Mittwoch, 24. April 2024

Archiv


"Ob alles in Ordnung ist, muss sich erst zeigen"

Der Online-Service Google Street View soll noch in diesem Jahr in Deutschland starten. Nicht nur der Bundesdatenschutzbeauftragte Peter Schaar ist skeptisch, ob Google seine Ankündigung einhält, eine Balance zwischen Privatsphäre und Unternehmensinteressen zu wahren. Unterdessen sieht Google-Pressesprecherin Lena Wagner sich durch das große Nutzer-Interesse bestärkt.

Lena Wagner und Peter Schaar im Gespräch mit Silvia Engels | 11.08.2010
    Engels: Street View heißt das Programm, das im Herbst auch für deutsche Straßen auf den Markt kommen soll. Es ermöglicht dem Nutzer im Internet, detailliert die Fassaden von Straßenzügen, das Straßenleben und einzelne Häuser bis hin zum Blick in den Vorgarten anzuschauen. Autos und zufällig fotografierte Personen werden im Netz durch Verpixelung unkenntlich gemacht und die Befürworter versprechen sich von dem Service Werbevorteile für Restaurants oder Hotel und bessere Informationen für Immobilieninteressenten. Gegner warnen vor Verletzung der Privatsphäre und Datenschutzproblemen. Am Telefon ist Lena Wagner. Sie ist die Pressesprecherin von Google in Deutschland, also dem Konzern, der Street View anbieten will. Guten Morgen, Frau Wagner.

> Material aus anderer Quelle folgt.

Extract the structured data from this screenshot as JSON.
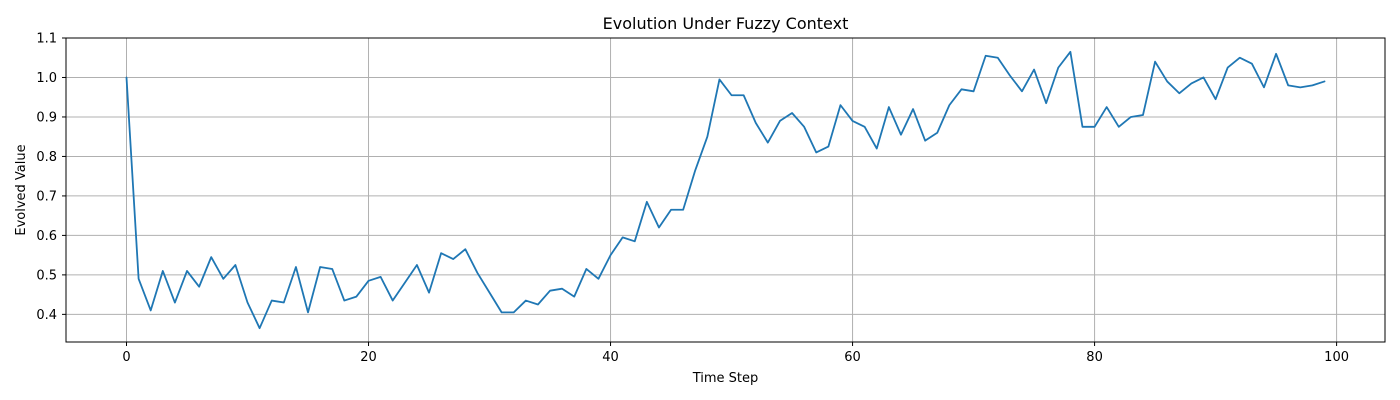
{
  "chart_data": {
    "type": "line",
    "title": "Evolution Under Fuzzy Context",
    "xlabel": "Time Step",
    "ylabel": "Evolved Value",
    "xlim": [
      -5,
      104
    ],
    "ylim": [
      0.33,
      1.1
    ],
    "xticks": [
      0,
      20,
      40,
      60,
      80,
      100
    ],
    "yticks": [
      0.4,
      0.5,
      0.6,
      0.7,
      0.8,
      0.9,
      1.0,
      1.1
    ],
    "xtick_labels": [
      "0",
      "20",
      "40",
      "60",
      "80",
      "100"
    ],
    "ytick_labels": [
      "0.4",
      "0.5",
      "0.6",
      "0.7",
      "0.8",
      "0.9",
      "1.0",
      "1.1"
    ],
    "grid": true,
    "colors": {
      "series": "#1f77b4",
      "grid": "#b0b0b0"
    },
    "series": [
      {
        "x": [
          0,
          1,
          2,
          3,
          4,
          5,
          6,
          7,
          8,
          9,
          10,
          11,
          12,
          13,
          14,
          15,
          16,
          17,
          18,
          19,
          20,
          21,
          22,
          23,
          24,
          25,
          26,
          27,
          28,
          29,
          30,
          31,
          32,
          33,
          34,
          35,
          36,
          37,
          38,
          39,
          40,
          41,
          42,
          43,
          44,
          45,
          46,
          47,
          48,
          49,
          50,
          51,
          52,
          53,
          54,
          55,
          56,
          57,
          58,
          59,
          60,
          61,
          62,
          63,
          64,
          65,
          66,
          67,
          68,
          69,
          70,
          71,
          72,
          73,
          74,
          75,
          76,
          77,
          78,
          79,
          80,
          81,
          82,
          83,
          84,
          85,
          86,
          87,
          88,
          89,
          90,
          91,
          92,
          93,
          94,
          95,
          96,
          97,
          98,
          99
        ],
        "values": [
          1.0,
          0.49,
          0.41,
          0.51,
          0.43,
          0.51,
          0.47,
          0.545,
          0.49,
          0.525,
          0.43,
          0.365,
          0.435,
          0.43,
          0.52,
          0.405,
          0.52,
          0.515,
          0.435,
          0.445,
          0.485,
          0.495,
          0.435,
          0.48,
          0.525,
          0.455,
          0.555,
          0.54,
          0.565,
          0.505,
          0.455,
          0.405,
          0.405,
          0.435,
          0.425,
          0.46,
          0.465,
          0.445,
          0.515,
          0.49,
          0.55,
          0.595,
          0.585,
          0.685,
          0.62,
          0.665,
          0.665,
          0.765,
          0.85,
          0.995,
          0.955,
          0.955,
          0.885,
          0.835,
          0.89,
          0.91,
          0.875,
          0.81,
          0.825,
          0.93,
          0.89,
          0.875,
          0.82,
          0.925,
          0.855,
          0.92,
          0.84,
          0.86,
          0.93,
          0.97,
          0.965,
          1.055,
          1.05,
          1.005,
          0.965,
          1.02,
          0.935,
          1.025,
          1.065,
          0.875,
          0.875,
          0.925,
          0.875,
          0.9,
          0.905,
          1.04,
          0.99,
          0.96,
          0.985,
          1.0,
          0.945,
          1.025,
          1.05,
          1.035,
          0.975,
          1.06,
          0.98,
          0.975,
          0.98,
          0.99
        ]
      }
    ]
  }
}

    Lena Wagner: Schönen guten Morgen!

    Engels: Der Eigentümerverband Haus und Grund rät, der Veröffentlichung der Immobilie bei Google zu widersprechen. Viele andere halten das Vorgehen von Google, in diesem Jahr schon zu starten, für voreilig. Sind Sie enttäuscht über die Reaktion?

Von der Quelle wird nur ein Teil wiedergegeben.